Orbital data centers would have real-world commercial and military use cases. Already, Starcloud’s systems can enable real-time intelligence and, for example, spot the thermal signature of a wildfire the moment it ignites and immediately alert first responders, Johnston said.
“We’ve linked in the telemetry of the satellite, so we linked in the vital signs that it’s drawing from the sensors — things like altitude, orientation, location, speed,” Johnston said. “You can ask it, ‘Where are you now?’ and it will say ‘I’m above Africa and in 20 minutes, I’ll be above the Middle East.’ And you could also say, ‘What does it feel like to be a satellite? And it will say, ‘It’s kind of a bit weird’ … It’ll give you an interesting answer that you could only have with a very high-powered model.”
Starcloud is working on customer workloads by running inference on satellite imagery from observation company Capella Space, which could help spot lifeboats from capsized vessels at sea and forest fires in a certain location. The company will include several Nvidia H100 chips and integrate Nvidia’s Blackwell platform onto its next satellite launch in October 2026 to offer greater AI performance. The satellite launching next year will feature a module running a cloud platform from cloud infrastructure startup Crusoe, allowing customers to deploy and operate AI workloads from space.
“Running advanced AI from space solves the critical bottlenecks facing data centers on Earth,” Johnston told CNBC.
“Orbital compute offers a way forward that respects both technological ambition and environmental responsibility. When Starcloud-1 looked down, it saw a world of blue and green. Our responsibility is to keep it that way,” he added.
The risks
Risks in operating orbital data centers remain, however. Analysts from Morgan Stanley have noted that orbital data centers could face hurdles such as harsh radiation, difficulty of in-orbit maintenance, debris hazards and regulatory issues tied to data governance and space traffic.
Still, tech giants are pursuing orbital data centers given the prospect of nearly limitless solar energy and greater, gigawatt-sized operations in space.
Along with Starcloud and Nvidia’s efforts, several companies have announced space-based data center missions.
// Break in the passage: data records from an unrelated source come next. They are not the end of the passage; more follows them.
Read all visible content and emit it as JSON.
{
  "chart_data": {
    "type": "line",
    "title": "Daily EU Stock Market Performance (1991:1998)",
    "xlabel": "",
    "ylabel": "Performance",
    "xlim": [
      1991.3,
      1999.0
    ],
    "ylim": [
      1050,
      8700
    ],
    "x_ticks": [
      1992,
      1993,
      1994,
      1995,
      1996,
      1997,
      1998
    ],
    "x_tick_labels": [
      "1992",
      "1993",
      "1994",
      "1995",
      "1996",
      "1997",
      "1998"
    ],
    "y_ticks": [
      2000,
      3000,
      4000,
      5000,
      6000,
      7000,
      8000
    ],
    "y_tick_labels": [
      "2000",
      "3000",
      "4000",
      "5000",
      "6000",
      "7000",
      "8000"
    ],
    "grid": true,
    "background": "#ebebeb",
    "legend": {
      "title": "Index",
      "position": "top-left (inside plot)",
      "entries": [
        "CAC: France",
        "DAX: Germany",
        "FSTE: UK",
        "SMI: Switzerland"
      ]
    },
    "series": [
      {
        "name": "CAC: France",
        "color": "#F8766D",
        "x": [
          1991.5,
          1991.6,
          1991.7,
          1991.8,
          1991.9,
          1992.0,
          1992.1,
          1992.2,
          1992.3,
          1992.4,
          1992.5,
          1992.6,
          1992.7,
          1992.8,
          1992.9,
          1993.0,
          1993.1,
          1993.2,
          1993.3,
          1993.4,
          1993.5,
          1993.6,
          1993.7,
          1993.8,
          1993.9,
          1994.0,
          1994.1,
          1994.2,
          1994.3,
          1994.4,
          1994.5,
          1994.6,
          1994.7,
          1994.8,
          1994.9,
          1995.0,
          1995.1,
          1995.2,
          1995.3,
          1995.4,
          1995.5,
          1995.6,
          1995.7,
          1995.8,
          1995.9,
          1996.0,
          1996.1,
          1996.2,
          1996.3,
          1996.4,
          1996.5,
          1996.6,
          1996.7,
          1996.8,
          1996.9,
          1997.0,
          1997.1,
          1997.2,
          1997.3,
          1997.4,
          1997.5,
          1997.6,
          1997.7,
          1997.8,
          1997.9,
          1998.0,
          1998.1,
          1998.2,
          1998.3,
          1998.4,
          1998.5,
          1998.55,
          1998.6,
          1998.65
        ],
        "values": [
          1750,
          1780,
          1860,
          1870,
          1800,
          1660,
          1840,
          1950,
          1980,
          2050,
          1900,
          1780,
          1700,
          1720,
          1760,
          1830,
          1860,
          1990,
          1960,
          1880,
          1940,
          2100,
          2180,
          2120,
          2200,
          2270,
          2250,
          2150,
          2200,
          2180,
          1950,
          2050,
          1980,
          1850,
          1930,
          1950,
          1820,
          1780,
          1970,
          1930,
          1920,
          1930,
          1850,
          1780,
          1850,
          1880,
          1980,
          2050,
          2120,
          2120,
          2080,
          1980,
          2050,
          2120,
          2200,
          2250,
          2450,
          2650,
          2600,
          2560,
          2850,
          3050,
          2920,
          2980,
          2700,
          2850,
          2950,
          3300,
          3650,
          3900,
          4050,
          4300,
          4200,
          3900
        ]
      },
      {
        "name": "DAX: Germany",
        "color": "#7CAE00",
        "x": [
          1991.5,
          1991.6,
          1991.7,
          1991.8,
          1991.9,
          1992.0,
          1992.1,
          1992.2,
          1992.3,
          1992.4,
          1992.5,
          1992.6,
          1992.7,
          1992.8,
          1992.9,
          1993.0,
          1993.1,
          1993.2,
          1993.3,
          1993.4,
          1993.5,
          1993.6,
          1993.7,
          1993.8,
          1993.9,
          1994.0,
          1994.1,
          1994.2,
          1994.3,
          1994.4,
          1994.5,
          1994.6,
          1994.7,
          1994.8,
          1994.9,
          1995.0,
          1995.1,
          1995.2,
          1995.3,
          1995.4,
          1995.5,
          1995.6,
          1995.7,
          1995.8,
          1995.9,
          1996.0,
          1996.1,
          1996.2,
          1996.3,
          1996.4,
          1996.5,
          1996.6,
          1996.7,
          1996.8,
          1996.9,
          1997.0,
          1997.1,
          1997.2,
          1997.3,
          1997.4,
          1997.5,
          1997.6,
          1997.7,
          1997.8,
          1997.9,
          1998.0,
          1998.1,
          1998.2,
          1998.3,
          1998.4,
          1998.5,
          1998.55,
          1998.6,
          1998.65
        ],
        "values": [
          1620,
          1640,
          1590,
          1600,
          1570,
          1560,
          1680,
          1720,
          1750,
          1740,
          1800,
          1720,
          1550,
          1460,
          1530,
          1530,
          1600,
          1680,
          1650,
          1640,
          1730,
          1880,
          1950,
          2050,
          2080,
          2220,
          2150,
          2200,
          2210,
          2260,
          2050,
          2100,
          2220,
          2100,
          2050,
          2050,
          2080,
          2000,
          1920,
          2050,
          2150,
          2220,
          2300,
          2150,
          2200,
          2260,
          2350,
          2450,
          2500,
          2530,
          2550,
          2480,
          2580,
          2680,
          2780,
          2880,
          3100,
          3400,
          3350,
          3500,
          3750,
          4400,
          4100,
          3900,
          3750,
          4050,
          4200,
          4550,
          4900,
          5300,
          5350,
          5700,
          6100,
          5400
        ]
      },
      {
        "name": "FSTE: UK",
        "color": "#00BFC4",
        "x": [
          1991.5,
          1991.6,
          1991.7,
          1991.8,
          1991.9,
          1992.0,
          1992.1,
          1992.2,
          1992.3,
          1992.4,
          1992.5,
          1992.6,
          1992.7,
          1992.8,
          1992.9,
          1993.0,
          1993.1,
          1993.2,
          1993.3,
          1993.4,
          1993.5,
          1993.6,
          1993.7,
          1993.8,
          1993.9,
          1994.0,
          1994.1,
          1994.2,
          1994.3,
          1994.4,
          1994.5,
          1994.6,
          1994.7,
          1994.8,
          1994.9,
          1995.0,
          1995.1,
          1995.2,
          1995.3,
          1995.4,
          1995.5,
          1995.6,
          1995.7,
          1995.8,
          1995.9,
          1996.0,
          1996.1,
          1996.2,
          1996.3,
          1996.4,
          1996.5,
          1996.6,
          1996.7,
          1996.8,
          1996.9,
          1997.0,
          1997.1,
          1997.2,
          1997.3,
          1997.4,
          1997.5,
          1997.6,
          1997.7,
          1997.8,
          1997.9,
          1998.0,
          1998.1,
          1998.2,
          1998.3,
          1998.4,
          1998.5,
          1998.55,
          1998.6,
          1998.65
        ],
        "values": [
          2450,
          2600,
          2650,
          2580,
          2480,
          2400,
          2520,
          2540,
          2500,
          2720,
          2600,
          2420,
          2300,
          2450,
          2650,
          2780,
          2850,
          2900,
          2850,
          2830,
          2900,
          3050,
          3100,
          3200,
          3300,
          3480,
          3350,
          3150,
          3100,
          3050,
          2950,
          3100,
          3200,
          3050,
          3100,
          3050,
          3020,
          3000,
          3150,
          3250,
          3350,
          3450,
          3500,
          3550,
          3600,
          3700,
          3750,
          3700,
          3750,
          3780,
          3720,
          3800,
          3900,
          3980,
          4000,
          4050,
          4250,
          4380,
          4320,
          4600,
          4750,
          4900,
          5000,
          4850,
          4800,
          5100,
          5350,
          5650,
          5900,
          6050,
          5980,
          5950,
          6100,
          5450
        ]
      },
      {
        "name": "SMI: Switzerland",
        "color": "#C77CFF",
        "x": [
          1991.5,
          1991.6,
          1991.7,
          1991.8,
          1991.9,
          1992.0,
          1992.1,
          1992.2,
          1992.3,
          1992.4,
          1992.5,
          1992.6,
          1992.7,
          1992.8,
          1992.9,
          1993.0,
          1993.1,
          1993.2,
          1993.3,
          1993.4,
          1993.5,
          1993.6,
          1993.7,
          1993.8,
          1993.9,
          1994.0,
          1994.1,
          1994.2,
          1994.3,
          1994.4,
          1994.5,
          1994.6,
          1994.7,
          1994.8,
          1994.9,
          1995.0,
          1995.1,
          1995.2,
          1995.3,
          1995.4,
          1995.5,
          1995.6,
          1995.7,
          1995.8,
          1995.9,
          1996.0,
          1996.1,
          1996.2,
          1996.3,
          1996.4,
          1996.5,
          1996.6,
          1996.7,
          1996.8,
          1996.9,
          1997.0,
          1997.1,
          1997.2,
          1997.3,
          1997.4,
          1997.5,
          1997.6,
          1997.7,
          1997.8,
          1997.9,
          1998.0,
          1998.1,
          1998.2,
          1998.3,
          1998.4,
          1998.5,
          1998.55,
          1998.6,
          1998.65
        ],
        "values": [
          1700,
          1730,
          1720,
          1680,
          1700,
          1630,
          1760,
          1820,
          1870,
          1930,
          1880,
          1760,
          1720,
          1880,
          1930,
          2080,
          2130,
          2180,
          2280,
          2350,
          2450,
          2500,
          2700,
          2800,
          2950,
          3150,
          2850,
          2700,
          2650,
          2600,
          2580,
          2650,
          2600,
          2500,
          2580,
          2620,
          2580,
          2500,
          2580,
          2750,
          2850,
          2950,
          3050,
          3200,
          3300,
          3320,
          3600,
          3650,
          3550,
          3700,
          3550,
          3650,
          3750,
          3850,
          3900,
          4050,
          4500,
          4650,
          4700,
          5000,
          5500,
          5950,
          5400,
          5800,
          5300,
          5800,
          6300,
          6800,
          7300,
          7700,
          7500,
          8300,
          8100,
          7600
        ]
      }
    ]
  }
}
On Nov. 4, Google unveiled a “moonshot” initiative titled Project Suncatcher, which aims to put solar-powered satellites into space with Google’s tensor processing units. Privately-owned Lonestar Data Holdings is working to put the first-ever commercial lunar data center on the moon’s surface.
Referring to Starcloud’s launch in early November, Nvidia senior director of AI infrastructure Dion Harris said: “From one small data center, we’ve taken a giant leap toward a future where orbital computing harnesses the infinite power of the sun.”